A l’aube de l’application des mesures de cette nouvelle convention, prévue pour l’essentiel au 1er avril 2025, se pose la question de la rapidité avec laquelle ces dispositions vont se déployer pour les allocataires de l’Assurance chômage. Afin d’expliquer comme se passe cette « montée en charge », cette publication propose d’examiner comment, par le passé, se sont déroulées les montées en charge des réglementations successives.
Pour comprendre : les mesures de la convention d'assurance chômage du 15 novembre 2024 en détails
Dans la plupart des cas, la réglementation nouvellement entrée en vigueur s’applique uniquement aux nouveaux entrants dans le régime d’assurance chômage, c’est-à-dire aux personnes dont la date de fin de contrat est postérieure à la date d’entrée en vigueur de cette réglementation. Cela signifie que, pendant plusieurs mois, la population d’allocataires pris en charge par l’Assurance chômage compte une majorité de personnes relevant de réglementations antérieures. Le « régime de croisière » est atteint lorsque la plupart des allocataires pris en charge relèvent de la réglementation considérée. Cette phase peut durer plusieurs années.
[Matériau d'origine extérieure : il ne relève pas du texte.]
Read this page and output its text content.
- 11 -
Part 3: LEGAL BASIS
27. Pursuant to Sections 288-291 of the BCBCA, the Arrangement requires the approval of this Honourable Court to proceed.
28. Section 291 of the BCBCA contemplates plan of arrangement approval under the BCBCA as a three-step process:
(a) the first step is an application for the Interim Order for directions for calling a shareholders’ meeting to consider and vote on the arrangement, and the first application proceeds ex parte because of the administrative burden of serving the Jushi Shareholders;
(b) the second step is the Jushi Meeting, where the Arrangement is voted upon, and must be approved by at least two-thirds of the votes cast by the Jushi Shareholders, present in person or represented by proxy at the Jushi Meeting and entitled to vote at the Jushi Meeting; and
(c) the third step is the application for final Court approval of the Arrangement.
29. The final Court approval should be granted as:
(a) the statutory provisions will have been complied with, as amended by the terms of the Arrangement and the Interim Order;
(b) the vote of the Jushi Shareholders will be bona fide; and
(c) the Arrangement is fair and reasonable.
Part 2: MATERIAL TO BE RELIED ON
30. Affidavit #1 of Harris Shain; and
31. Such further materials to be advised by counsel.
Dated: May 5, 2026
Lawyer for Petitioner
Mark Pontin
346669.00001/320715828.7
Une montée en charge progressive, au fil des ouvertures de droit
Le Graphique 1 présente le nombre d’allocataires en cours de droit, selon la règle utilisée pour calculer leur droit. Il y apparaît que les effectifs concernés par une réglementation donnée augmentent de manière progressive, au fil des nouvelles ouvertures de droit, mais aussi qu’une part d’allocataires relevant de réglementations plus anciennes peut subsister parmi les effectifs pendant des années.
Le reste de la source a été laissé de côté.